Preoccupations | Under the Radar | Music Blog for the Indie Music Magazine
Wednesday, July 17th, 2024  


By Any Other Name

Nov 01, 2016 Issue #58 - The Protest Issue Photography by Alessio Boni Bookmark and Share

In the middle of April, the members of Viet Cong found themselves in an unusual position. It was a little over a year since their self-titled debut had established them as a post-punk buzz band, but they already had their sophomore album exactly how they wanted it: completely mixed, mastered, and its song titles chosen. But they still didn’t know what the name of the band was going to be. Having been confronted by Vietnamese expatriates who had been brutalized by the military regime from whom they had taken the Viet Cong moniker, the Calgary quartet led by vocalist Matt Flegel had spent the previous year pondering just how to rebrand themselves. They compiled list after list of prospective names, soliciting advice from their record label and friends, but on the verge of officially announcing their new release, they still didn’t know.

“We narrowed it down to the final five names,” says multi-instrumentalist Scott “Monty” Munro. “And we had the five names that everyone agreed were fine. And then we went through them, and all of them were already bands except for Preoccupations,” he says with a laugh. “It’s really hard to find band names that aren’t already band names.”

Preoccupations ends up being a perfectly suitable name for the obsessive, darkly churning sound of their self-tiled sophomore release. Though the album came quickly, it did not come easily. Having started their new tracks in 2014 during breaks from touring, Munro, Flegel, multi-instrumentalist Daniel Christiansen, and drummer Mike Wallace scrapped a 70-minute set of 12 songs around Christmas of that year, keeping only two because the others sounded too much like their previous work. Changing their name presented them not only with a problem but an opportunity to see themselves as a new band in a sense.

“I definitely think the Preoccupations record sounds like the same band in a lot of ways,” Munro continues. “The sonics of the record are often different, but I feel like it’s believable as us. There’s a lot more keyboards on this record than last time; there were a lot of keyboards on the last record, too, but they were always buried in with the guitars.

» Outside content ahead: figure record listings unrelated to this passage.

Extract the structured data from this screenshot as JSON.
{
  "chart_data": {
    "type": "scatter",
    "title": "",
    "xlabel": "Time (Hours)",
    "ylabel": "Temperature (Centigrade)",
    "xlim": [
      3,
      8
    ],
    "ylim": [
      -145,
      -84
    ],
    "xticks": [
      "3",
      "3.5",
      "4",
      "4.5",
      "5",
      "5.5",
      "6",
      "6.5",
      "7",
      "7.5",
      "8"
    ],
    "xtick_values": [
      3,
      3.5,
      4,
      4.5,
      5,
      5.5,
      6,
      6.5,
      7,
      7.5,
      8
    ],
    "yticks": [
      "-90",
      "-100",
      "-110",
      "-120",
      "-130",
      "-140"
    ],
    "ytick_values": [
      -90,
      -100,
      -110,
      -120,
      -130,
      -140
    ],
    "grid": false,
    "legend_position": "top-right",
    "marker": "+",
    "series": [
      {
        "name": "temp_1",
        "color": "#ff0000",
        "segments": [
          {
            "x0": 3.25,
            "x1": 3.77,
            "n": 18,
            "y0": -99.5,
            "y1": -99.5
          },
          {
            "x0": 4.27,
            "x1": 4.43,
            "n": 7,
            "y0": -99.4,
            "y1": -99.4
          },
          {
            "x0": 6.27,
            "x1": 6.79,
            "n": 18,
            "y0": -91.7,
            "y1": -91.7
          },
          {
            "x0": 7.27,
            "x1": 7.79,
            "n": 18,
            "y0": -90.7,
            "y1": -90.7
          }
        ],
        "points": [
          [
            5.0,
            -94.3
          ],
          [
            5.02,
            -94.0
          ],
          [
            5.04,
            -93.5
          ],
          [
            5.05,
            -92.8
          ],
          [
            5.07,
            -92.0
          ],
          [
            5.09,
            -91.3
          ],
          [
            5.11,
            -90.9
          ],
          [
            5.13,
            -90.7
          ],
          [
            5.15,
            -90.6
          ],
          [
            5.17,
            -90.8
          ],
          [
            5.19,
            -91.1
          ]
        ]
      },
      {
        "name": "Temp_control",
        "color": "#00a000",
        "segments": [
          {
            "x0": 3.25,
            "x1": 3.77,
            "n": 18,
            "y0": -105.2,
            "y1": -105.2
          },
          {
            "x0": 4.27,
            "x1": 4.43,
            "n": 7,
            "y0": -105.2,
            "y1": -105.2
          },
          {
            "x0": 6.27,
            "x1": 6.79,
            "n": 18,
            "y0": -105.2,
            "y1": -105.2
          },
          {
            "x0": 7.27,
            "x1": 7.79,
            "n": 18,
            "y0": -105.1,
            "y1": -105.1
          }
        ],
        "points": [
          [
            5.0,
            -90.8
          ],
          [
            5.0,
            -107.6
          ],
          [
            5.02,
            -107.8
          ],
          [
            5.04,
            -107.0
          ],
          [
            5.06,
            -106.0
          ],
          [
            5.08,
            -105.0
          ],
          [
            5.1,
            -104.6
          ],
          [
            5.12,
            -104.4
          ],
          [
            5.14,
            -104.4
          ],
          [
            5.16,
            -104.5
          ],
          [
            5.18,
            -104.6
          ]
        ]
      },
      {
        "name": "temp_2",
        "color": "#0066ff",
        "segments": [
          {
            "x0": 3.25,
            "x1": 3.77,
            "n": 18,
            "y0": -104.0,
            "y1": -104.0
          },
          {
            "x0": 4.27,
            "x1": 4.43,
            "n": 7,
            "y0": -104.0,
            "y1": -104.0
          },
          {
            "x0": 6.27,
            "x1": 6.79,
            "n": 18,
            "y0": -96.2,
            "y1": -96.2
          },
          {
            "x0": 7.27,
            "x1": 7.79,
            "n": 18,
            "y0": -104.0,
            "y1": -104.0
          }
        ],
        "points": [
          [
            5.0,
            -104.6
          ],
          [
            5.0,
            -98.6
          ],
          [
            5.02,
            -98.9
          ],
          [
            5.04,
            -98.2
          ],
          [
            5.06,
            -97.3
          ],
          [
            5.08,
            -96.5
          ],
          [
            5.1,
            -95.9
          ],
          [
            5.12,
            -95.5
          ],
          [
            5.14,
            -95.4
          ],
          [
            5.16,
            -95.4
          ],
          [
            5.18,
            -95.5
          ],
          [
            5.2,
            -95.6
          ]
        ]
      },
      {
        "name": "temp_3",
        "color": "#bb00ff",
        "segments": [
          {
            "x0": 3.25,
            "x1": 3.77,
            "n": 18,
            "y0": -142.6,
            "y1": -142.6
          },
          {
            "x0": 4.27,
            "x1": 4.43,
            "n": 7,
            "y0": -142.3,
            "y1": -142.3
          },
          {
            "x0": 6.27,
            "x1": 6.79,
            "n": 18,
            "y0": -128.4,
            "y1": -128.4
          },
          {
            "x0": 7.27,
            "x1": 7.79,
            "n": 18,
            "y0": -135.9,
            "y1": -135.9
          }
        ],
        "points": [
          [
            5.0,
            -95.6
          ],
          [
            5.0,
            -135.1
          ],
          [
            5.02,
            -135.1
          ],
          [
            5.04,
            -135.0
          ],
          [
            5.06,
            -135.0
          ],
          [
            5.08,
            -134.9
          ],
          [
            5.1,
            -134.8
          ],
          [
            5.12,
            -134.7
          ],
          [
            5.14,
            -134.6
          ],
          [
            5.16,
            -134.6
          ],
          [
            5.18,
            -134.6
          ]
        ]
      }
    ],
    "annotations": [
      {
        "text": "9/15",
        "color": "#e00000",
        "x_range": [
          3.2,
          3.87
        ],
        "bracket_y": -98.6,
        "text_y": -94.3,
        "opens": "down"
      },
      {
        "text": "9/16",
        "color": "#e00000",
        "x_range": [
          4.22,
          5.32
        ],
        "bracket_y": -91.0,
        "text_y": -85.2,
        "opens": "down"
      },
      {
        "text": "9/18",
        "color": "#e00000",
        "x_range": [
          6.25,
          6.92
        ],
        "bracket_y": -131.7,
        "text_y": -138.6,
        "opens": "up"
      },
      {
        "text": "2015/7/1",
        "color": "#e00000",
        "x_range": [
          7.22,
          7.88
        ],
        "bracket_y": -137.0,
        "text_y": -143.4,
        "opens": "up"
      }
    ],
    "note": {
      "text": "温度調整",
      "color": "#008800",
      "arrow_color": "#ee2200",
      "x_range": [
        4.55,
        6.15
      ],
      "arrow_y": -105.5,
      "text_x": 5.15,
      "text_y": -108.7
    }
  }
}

There’s plenty of the same kinds of themes on the record before, too. It is pretty dark, although musically I think it’s a little lighter. There is some major key stuff on this record, and there wasn’t really any of that on the last one.”

Appropriately, the sound is one of, well, preoccupation. The textures are thick and engrossing, the writing is broodingly meticulous, and the overall feel is one of seams about to rupture. The song titles tell the tale“Anxiety,” “Monotony,” “Forbidden,” “Fever”adding up to an album that glows with white hot discomfort. No, they chose a perfectly suitable name. Something frivolous just wouldn’t have had quite the same ring of truth, though that doesn’t mean they didn’t consider such options.

“Goofy Buddies was definitely on the table a lot of different times,” Munro recalls. “It was like, ‘Fuck it! Let’s call the band Goofy Buddies. Fuck everyone, Goofy Buddies it is!’ We didn’t go with that one in the end, but I would have been fine being in a band called Goofy Buddies,” he says, then laughs to himself contentedly. “That would have been awesome.”